Single by John Cougar Mellencamp

from the album Uh-Huh
- B-side: "Golden Gates"
- Released: October 1983
- Genre: Heartland rock
- Length: 3:33
- Label: Riva
- Songwriters: John Mellencamp, George Green
- Producers: John Mellencamp, Don Gehman

John Cougar Mellencamp singles chronology
| "Hand to Hold on To" (1982) | "Crumblin' Down" (1983) | "Pink Houses" (1983) |

= Crumblin' Down =

"Crumblin' Down" is a rock song co-written and performed by John Cougar Mellencamp, released as the lead single from his 1983 album Uh-Huh. It was a top-ten hit on both the US Billboard Hot 100 and Canadian pop charts, and it reached #2 on the US Mainstream Rock charts.

== Background ==
"Crumblin' Down" was written by John Mellencamp and longtime writing partner George Green. It was the last song recorded for Uh-Huh; after listening to the masters for the other tracks recorded, Mellencamp decided that the album needed a song that would work as the album's lead single. He contacted Green, with whom he had previously written "Hurts So Good," to solicit ideas. Green had begun a song with lines about walls crumbling down; he and Mellencamp then built the song by trading lines, attempting to top one another.

According to Green, the song attempts to answer the question of what to do when success eventually fades, and "the big-time deal falls through." The song touches on Mellencamp's fame as well as the frustrations of losing one's livelihood: the lyrics were inspired, in part, by Mellencamp's cousin losing his job as an electrical engineer.

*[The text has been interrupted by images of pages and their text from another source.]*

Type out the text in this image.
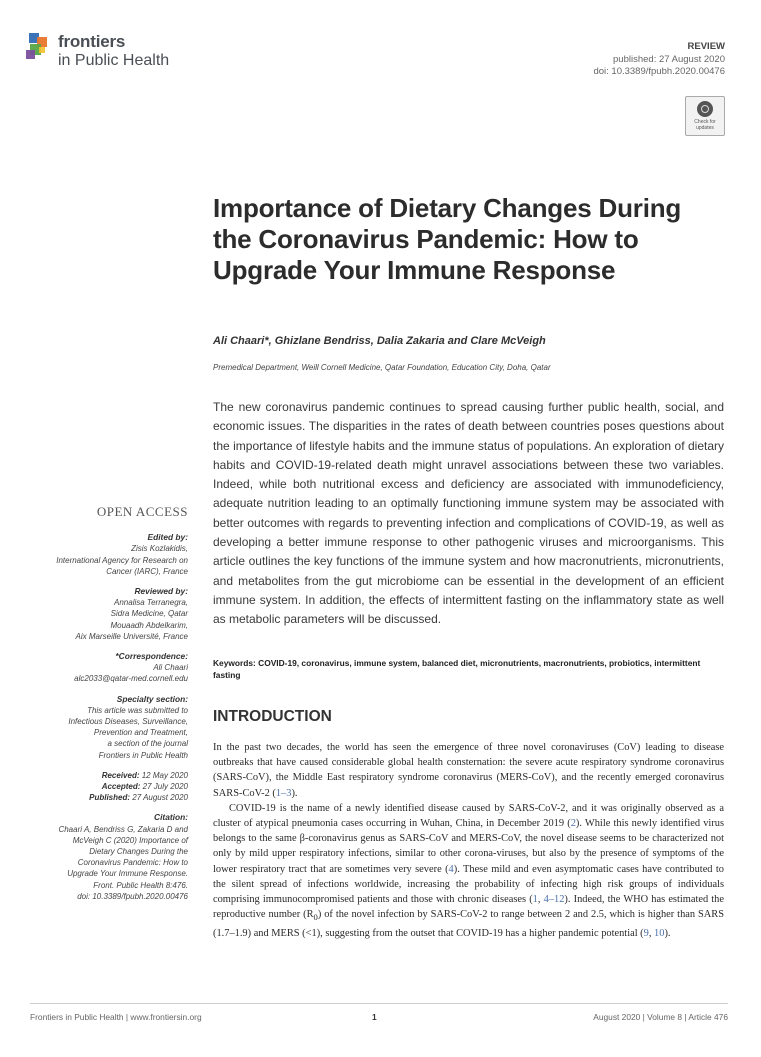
frontiers
in Public Health
REVIEW
published: 27 August 2020
doi: 10.3389/fpubh.2020.00476
Check for
updates
Importance of Dietary Changes During the Coronavirus Pandemic: How to Upgrade Your Immune Response
Ali Chaari*, Ghizlane Bendriss, Dalia Zakaria and Clare McVeigh
Premedical Department, Weill Cornell Medicine, Qatar Foundation, Education City, Doha, Qatar
The new coronavirus pandemic continues to spread causing further public health, social, and economic issues. The disparities in the rates of death between countries poses questions about the importance of lifestyle habits and the immune status of populations. An exploration of dietary habits and COVID-19-related death might unravel associations between these two variables. Indeed, while both nutritional excess and deficiency are associated with immunodeficiency, adequate nutrition leading to an optimally functioning immune system may be associated with better outcomes with regards to preventing infection and complications of COVID-19, as well as developing a better immune response to other pathogenic viruses and microorganisms. This article outlines the key functions of the immune system and how macronutrients, micronutrients, and metabolites from the gut microbiome can be essential in the development of an efficient immune system. In addition, the effects of intermittent fasting on the inflammatory state as well as metabolic parameters will be discussed.
Keywords: COVID-19, coronavirus, immune system, balanced diet, micronutrients, macronutrients, probiotics, intermittent fasting
INTRODUCTION

In the past two decades, the world has seen the emergence of three novel coronaviruses (CoV) leading to disease outbreaks that have caused considerable global health consternation: the severe acute respiratory syndrome coronavirus (SARS-CoV), the Middle East respiratory syndrome coronavirus (MERS-CoV), and the recently emerged coronavirus SARS-CoV-2 (1–3).

COVID-19 is the name of a newly identified disease caused by SARS-CoV-2, and it was originally observed as a cluster of atypical pneumonia cases occurring in Wuhan, China, in December 2019 (2). While this newly identified virus belongs to the same β-coronavirus genus as SARS-CoV and MERS-CoV, the novel disease seems to be characterized not only by mild upper respiratory infections, similar to other corona-viruses, but also by the presence of symptoms of the lower respiratory tract that are sometimes very severe (4). These mild and even asymptomatic cases have contributed to the silent spread of infections worldwide, increasing the probability of infecting high risk groups of individuals comprising immunocompromised patients and those with chronic diseases (1, 4–12). Indeed, the WHO has estimated the reproductive number $(R_0)$ of the novel infection by SARS-CoV-2 to range between 2 and 2.5, which is higher than SARS (1.7–1.9) and MERS (<1), suggesting from the outset that COVID-19 has a higher pandemic potential (9, 10).

OPEN ACCESS
Edited by:
Zisis Kozlakidis,
International Agency for Research on
Cancer (IARC), France
Reviewed by:
Annalisa Terranegra,
Sidra Medicine, Qatar
Mouaadh Abdelkarim,
Aix Marseille Université, France
*Correspondence:
Ali Chaari
alc2033@qatar-med.cornell.edu
Specialty section:
This article was submitted to
Infectious Diseases, Surveillance,
Prevention and Treatment,
a section of the journal
Frontiers in Public Health
Received: 12 May 2020
Accepted: 27 July 2020
Published: 27 August 2020
Citation:
Chaari A, Bendriss G, Zakaria D and
McVeigh C (2020) Importance of
Dietary Changes During the
Coronavirus Pandemic: How to
Upgrade Your Immune Response.
Front. Public Health 8:476.
doi: 10.3389/fpubh.2020.00476
Frontiers in Public Health | www.frontiersin.org	1	August 2020 | Volume 8 | Article 476
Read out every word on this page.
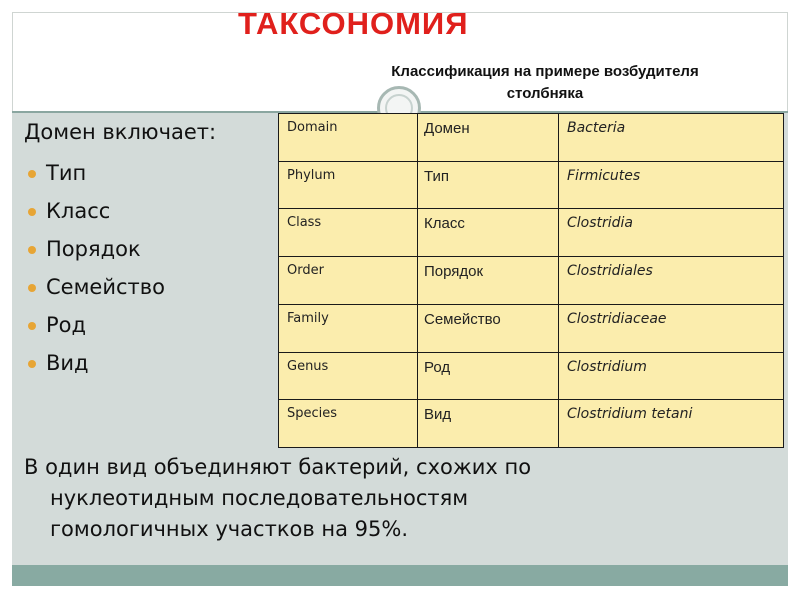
ТАКСОНОМИЯ
Классификация на примере возбудителя
столбняка
Домен включает:
Тип
Класс
Порядок
Семейство
Род
Вид
Domain	Домен	Bacteria
Phylum	Тип	Firmicutes
Class	Класс	Clostridia
Order	Порядок	Clostridiales
Family	Семейство	Clostridiaceae
Genus	Род	Clostridium
Species	Вид	Clostridium tetani
В один вид объединяют бактерий, схожих по
нуклеотидным последовательностям
гомологичных участков на 95%.
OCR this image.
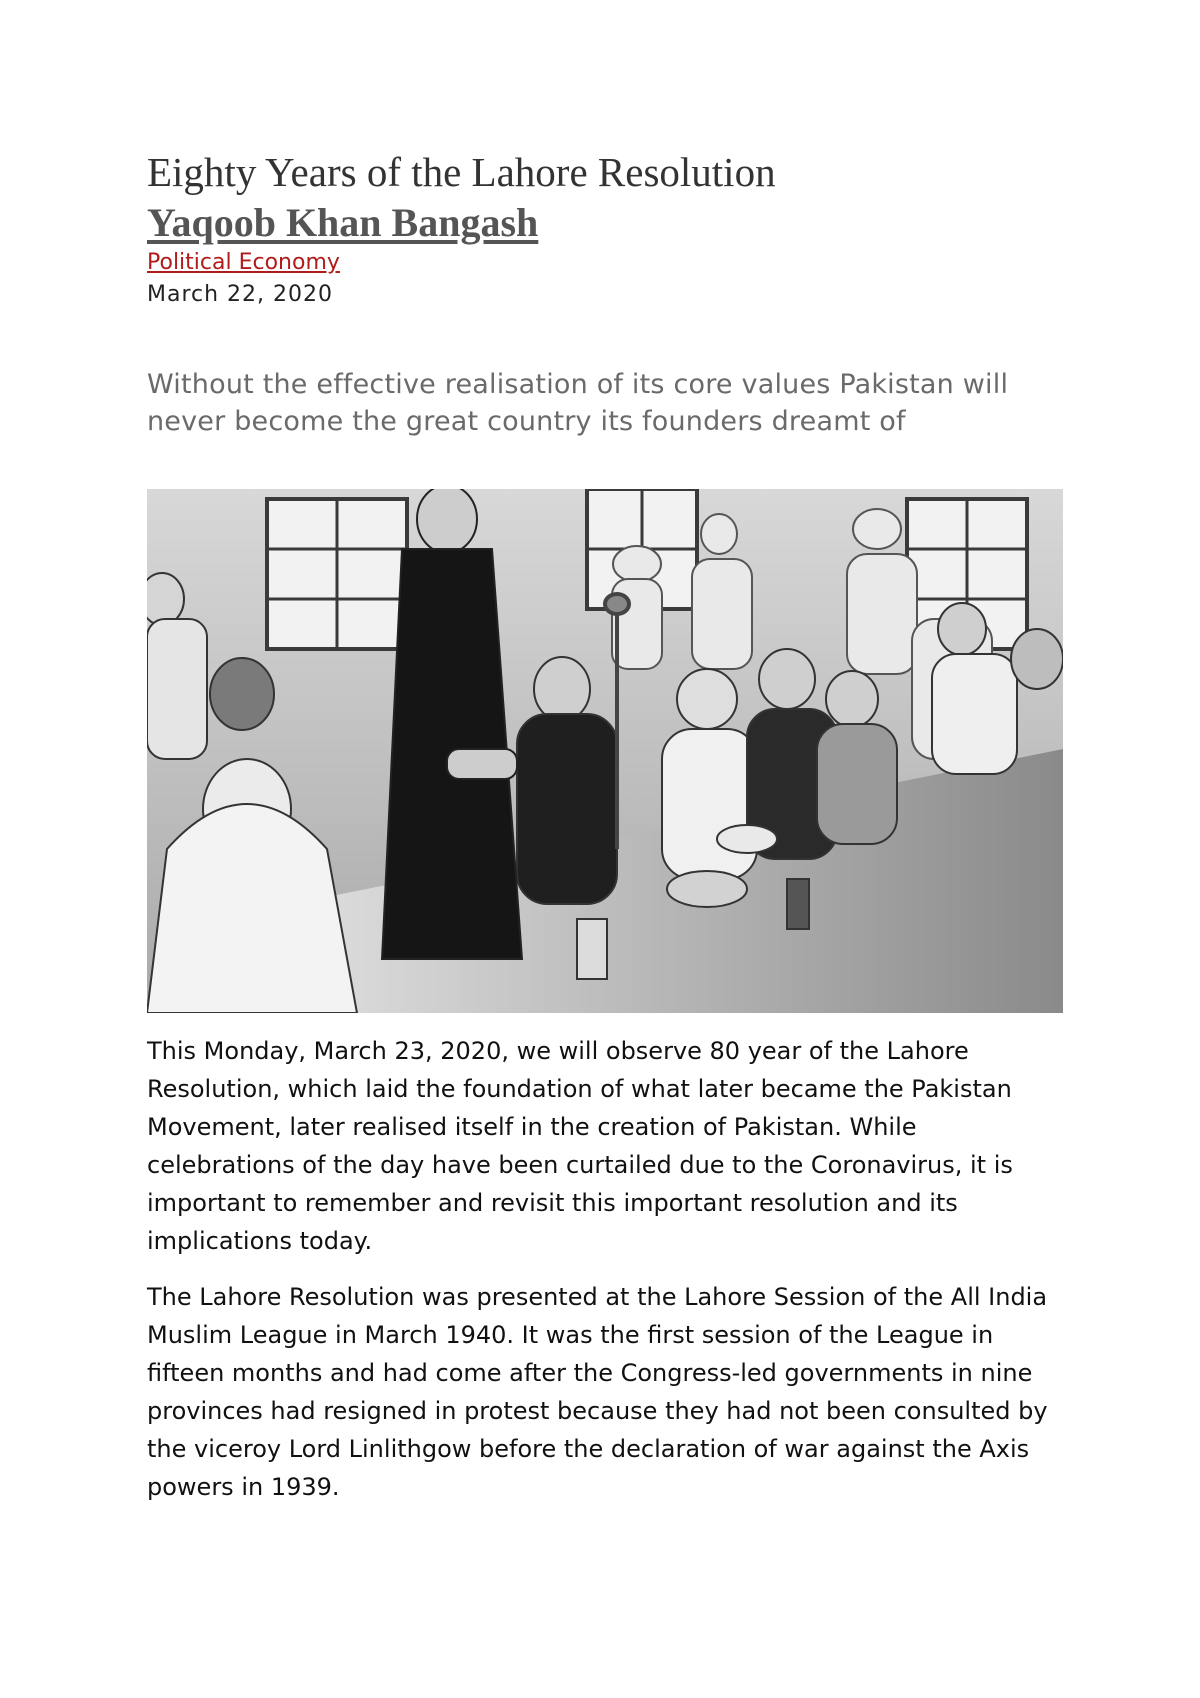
Eighty Years of the Lahore Resolution
Yaqoob Khan Bangash
Political Economy
March 22, 2020
Without the effective realisation of its core values Pakistan will never become the great country its founders dreamt of

This Monday, March 23, 2020, we will observe 80 year of the Lahore Resolution, which laid the foundation of what later became the Pakistan Movement, later realised itself in the creation of Pakistan. While celebrations of the day have been curtailed due to the Coronavirus, it is important to remember and revisit this important resolution and its implications today.

The Lahore Resolution was presented at the Lahore Session of the All India Muslim League in March 1940. It was the first session of the League in fifteen months and had come after the Congress-led governments in nine provinces had resigned in protest because they had not been consulted by the viceroy Lord Linlithgow before the declaration of war against the Axis powers in 1939.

In a 2016 Mellencamp-dedicated exhibit at the Rock and Roll Hall of Fame, a display was emblazoned with the following quote from Mellencamp: "Crumblin' Down is a very political song that I wrote with my childhood friend George Green. Reagan was president - he was deregulating everything and the walls were crumbling down on the poor. The song was the last one recorded and the first single. It was a hit immediately. I felt like I was pulling the wool over everyone's eyes."

The video for "Crumblin' Down" received heavy play on MTV. It featured a chain-smoking Mellencamp in intentionally ripped denim jeans, dancing and kicking over chairs on a stage in an empty auditorium. As the video progresses, he dances among a row of parking meters, climbs and descends a tall stepladder, and gains a three-piece backing band as accompaniment for the final chorus. "Crumblin' Down" was the first single released by Mellencamp to include his real last name: previous releases were credited to "John Cougar."

"Crumblin' Down" was the lead single from Uh-Huh, following his previous hit single "Hand to Hold on To" (from 1982's American Fool) to the Billboard Top 40 on the Hot 100, where it debuted October 22, 1983. It peaked at number 9 on that chart and at number 2 on the Mainstream Rock chart.

"Crumblin' Down" is also included on Mellencamp's greatest hits compilations The Best That I Could Do 1978–1988 and Words & Music: John Mellencamp's Greatest Hits.

==Charts==

===Weekly charts===

| Chart (1983–1984) | Peak position |
|---|---|
| Argentina | 7 |
| Canada Top Singles (RPM) | 9 |
| US Billboard Hot 100 | 9 |
| US Mainstream Rock (Billboard) | 2 |

===Year-end charts===

| Chart (1983) | Position |
|---|---|
| Canada Top Singles (RPM) | 91 |

==Popular culture==
- In the Season 2 of the hit 1980s TV series Knight Rider, an episode titled "White Line Warriors" features the song playing on the radio when burglaries in a small town take place.